Saturday, July 22, 2000

The Sophisticated Investor

International growth fund a smart move

By John Waggoner
USA Today

        For many investors, an international fund is like an anchor: a dull, heavy weight that keeps your portfolio from moving. Experts are still bickering over whether investing abroad helps returns at all. But adding an international growth fund could help get your portfolio moving again.

        Hoary financial planning advice says you should put 15 to 25 percent of your assets in funds that invest in foreign stocks. The reasoning: Almost half the world's stocks are traded elsewhere. And international stocks are not closely correlated with U.S. stocks, so they may not fall when American stocks do.

        But international funds have done little for most investors' portfolios recently.

        Suppose you had invested $7,500 in the Standard & Poor's 500-stock index a decade ago, and put $2,500 into the Lipper International Fund index, which tracks the largest international funds. You'd have $32,122 now.

        But say you dumped all $10,000 into the S&P 500 instead. You'd have $51,395 now, a $19,273 difference. For that kind of money, you could get your international exposure sipping cognac on the Concorde.

        Why have international funds fared so poorly?

        • The nation has been on a tear. The S&P 500 soared 251 percent the five years ended Dec. 31, assuming reinvested dividends. That's its best performance in 40 years. Any other investment looks shabby.

        • Currency changes add risk. International funds have to convert their profits to

        U.S. dollars. That can help or hurt. When the dollar falls in value, it helps. When the dollar rises in value, it hurts. In recent years, the dollar his risen against most world currencies, which has put international funds at a disadvantage.

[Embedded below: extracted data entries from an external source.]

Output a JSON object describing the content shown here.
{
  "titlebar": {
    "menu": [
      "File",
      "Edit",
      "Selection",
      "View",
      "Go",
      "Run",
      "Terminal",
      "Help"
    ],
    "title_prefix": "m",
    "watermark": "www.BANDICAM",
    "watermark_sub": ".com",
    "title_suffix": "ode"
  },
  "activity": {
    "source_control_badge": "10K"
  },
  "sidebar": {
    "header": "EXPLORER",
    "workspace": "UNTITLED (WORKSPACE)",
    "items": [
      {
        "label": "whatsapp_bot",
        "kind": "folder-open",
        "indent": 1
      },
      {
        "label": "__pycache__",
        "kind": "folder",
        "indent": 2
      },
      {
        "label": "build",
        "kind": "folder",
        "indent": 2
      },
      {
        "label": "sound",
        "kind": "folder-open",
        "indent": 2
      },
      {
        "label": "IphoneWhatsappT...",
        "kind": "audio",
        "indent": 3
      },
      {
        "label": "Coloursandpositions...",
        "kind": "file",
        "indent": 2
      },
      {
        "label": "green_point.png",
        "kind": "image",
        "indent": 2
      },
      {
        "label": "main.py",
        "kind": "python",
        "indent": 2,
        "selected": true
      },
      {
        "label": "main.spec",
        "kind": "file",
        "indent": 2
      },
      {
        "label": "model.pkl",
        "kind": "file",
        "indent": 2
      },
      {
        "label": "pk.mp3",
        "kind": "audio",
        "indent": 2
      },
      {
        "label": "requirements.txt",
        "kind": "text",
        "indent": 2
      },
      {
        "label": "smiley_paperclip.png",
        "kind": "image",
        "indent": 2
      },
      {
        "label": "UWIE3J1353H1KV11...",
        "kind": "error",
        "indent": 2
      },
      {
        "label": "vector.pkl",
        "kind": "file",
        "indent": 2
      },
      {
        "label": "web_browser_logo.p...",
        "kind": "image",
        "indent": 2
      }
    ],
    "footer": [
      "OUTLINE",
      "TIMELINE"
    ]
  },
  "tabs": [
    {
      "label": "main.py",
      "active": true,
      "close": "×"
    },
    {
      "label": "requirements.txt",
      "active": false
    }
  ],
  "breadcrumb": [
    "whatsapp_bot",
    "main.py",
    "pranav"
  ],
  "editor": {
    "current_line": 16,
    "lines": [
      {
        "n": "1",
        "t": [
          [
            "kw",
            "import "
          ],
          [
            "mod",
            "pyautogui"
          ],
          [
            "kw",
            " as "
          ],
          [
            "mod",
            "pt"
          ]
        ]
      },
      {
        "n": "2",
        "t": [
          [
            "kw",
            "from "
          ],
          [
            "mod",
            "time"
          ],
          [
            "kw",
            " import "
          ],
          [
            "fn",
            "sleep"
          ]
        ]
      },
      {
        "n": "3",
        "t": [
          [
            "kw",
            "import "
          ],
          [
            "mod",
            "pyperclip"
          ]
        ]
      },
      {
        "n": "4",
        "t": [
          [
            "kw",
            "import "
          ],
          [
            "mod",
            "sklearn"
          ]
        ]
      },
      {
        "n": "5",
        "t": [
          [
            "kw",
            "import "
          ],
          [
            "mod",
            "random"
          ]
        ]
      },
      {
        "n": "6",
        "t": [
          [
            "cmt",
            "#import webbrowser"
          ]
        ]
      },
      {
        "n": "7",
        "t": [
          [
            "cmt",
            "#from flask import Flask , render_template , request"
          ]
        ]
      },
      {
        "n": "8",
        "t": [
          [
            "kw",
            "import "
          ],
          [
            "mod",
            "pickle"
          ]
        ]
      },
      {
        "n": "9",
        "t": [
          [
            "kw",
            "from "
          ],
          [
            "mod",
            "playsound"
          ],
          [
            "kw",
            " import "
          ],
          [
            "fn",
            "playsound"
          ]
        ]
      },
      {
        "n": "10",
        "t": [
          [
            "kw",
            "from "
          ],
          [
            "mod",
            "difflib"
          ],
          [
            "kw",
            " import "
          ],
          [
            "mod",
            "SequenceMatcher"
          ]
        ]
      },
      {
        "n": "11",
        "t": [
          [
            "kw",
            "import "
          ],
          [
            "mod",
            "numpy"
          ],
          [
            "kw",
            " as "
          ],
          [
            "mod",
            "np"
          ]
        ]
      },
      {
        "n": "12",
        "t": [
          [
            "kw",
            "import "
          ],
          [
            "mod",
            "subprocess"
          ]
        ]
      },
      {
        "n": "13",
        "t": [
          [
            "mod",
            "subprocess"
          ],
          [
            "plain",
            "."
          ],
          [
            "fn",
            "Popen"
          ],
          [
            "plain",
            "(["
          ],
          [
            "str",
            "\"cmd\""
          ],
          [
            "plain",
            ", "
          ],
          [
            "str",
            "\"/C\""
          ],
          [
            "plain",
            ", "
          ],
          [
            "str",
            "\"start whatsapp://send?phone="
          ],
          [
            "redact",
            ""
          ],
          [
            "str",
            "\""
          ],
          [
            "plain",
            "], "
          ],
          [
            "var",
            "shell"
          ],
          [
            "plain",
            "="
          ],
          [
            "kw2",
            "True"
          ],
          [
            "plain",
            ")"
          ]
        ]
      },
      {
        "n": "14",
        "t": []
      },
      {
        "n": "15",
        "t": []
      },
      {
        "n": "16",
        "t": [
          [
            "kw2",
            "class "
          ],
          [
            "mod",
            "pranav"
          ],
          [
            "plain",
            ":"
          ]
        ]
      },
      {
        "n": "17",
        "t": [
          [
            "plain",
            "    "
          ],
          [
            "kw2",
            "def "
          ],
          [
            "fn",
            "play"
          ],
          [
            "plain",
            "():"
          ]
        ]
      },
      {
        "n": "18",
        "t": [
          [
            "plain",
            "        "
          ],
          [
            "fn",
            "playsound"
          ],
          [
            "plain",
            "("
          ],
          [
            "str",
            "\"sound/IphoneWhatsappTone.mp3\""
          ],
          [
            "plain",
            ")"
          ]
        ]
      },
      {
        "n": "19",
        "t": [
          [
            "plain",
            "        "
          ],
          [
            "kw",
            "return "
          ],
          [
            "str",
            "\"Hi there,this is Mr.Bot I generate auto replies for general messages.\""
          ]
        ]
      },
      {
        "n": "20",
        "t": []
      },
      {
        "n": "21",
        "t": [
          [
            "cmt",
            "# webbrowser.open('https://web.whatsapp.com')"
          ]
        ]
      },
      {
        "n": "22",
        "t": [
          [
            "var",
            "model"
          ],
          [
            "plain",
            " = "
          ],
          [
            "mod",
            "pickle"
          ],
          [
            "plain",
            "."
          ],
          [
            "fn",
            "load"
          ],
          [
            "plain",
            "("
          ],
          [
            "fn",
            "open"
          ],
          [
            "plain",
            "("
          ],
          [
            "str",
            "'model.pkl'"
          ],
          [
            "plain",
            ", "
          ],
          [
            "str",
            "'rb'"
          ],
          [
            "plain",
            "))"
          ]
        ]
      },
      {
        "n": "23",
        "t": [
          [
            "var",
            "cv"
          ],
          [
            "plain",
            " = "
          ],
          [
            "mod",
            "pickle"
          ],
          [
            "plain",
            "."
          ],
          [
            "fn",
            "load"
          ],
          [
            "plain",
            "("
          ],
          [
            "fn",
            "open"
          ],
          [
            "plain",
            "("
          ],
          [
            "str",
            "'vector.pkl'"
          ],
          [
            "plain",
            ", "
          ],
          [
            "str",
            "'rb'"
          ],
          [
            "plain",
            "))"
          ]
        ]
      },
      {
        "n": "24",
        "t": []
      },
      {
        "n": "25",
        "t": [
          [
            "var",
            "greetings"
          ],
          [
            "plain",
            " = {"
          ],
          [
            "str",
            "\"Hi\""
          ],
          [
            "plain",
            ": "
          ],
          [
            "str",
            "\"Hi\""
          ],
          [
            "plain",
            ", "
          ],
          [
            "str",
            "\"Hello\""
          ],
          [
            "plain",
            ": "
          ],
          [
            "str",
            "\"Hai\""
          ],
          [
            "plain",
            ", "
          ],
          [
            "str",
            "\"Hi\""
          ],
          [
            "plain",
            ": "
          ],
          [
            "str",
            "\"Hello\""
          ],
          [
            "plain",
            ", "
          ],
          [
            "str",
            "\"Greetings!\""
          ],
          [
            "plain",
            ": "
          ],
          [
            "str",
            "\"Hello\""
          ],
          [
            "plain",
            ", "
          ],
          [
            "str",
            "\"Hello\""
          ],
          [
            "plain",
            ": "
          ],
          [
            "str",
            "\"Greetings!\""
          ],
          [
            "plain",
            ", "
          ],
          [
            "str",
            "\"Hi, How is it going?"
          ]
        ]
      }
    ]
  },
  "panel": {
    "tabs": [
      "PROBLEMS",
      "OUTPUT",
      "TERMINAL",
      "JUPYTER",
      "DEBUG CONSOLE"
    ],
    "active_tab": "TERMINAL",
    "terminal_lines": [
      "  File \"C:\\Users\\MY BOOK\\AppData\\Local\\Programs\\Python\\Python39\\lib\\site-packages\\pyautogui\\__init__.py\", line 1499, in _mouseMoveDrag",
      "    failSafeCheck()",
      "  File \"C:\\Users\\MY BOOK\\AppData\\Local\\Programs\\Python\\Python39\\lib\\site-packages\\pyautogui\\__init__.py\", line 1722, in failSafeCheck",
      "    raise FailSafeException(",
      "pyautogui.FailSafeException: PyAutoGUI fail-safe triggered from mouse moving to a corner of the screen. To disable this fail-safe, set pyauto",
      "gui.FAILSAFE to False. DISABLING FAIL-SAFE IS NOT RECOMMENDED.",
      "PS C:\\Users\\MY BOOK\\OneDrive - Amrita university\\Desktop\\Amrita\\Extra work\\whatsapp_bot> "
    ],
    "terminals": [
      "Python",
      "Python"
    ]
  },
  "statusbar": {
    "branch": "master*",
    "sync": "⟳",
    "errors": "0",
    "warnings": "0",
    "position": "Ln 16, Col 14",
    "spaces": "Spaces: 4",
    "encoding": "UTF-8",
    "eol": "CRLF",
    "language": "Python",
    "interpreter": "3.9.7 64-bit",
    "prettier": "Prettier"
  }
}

        Steve Savage, editor of The No-Load Mutual Fund Analyst newsletter, isn't quite ready to throw out international investing.

        And he makes an intriguing observation. Just as there is a sharp difference in performance between U.S. stock funds with different investment styles, there is also a big difference between international funds with different investment styles. But fund analysts tend to lump all international funds together.

        For example, U.S. stock funds that look for red-hot earnings growth are called growth funds. Growth fund managers are in constant rivalry with value managers, who look for beaten-up, undervalued stocks.

        The difference in investment style is considered so important that Morningstar, the mutual fund tracker, has nine separate style-based classifications for U.S. funds. Morningstar's rival, Lipper, offers 15 style categories. And style does make a big difference: Large-company growth funds have soared 456 percent the past 10 years vs. 301 percent for value funds.

        But international funds aren't categorized by style. And a quick look at style breakdown shows that style seems to make a huge difference. For example, the Morgan Stanley Capital International World (excluding the United States) Value Index rose 12.8 percent the past 12 months vs. 23.2 percent for the growth index.

        In short, growth has clobbered value worldwide. In part, that's because most growth funds are heavy in new-economy technology stocks, while value funds often favor old-economy manufacturing companies. The changes that have powered U.S. stocks are now happening abroad, particularly in Europe, said Henrik Strabo, co-manager of the American Century International Growth fund.

        Mr. Savage isn't willing to say that you should favor one over the other. “We just think that if you think of international funds generically, you may be creating portfolio problems you're not aware of,” he said. For example, you could be loading up on value funds when you are more inclined toward growth.

        Not surprisingly, Mr. Strabo thinks growth is the way to go. “Our mantra is that money follows earnings growth,” he said. European companies are gradually becoming more Americanized: Management is being compensated for improved results, for example, and smaller companies have greater access to capital. “All of these point toward growth,” he said.

        Growth funds tend to be more volatile than their value-oriented rivals, so if you can't stand sudden downturns, consider a top-performing international value fund, such as Longleaf Partners International, (800) 445-9469, or Oakmark International, (800) 625-6275, both of which have top records this year.

        But if you're looking for a propeller instead of an anchor for your portfolio, consider an international growth fund.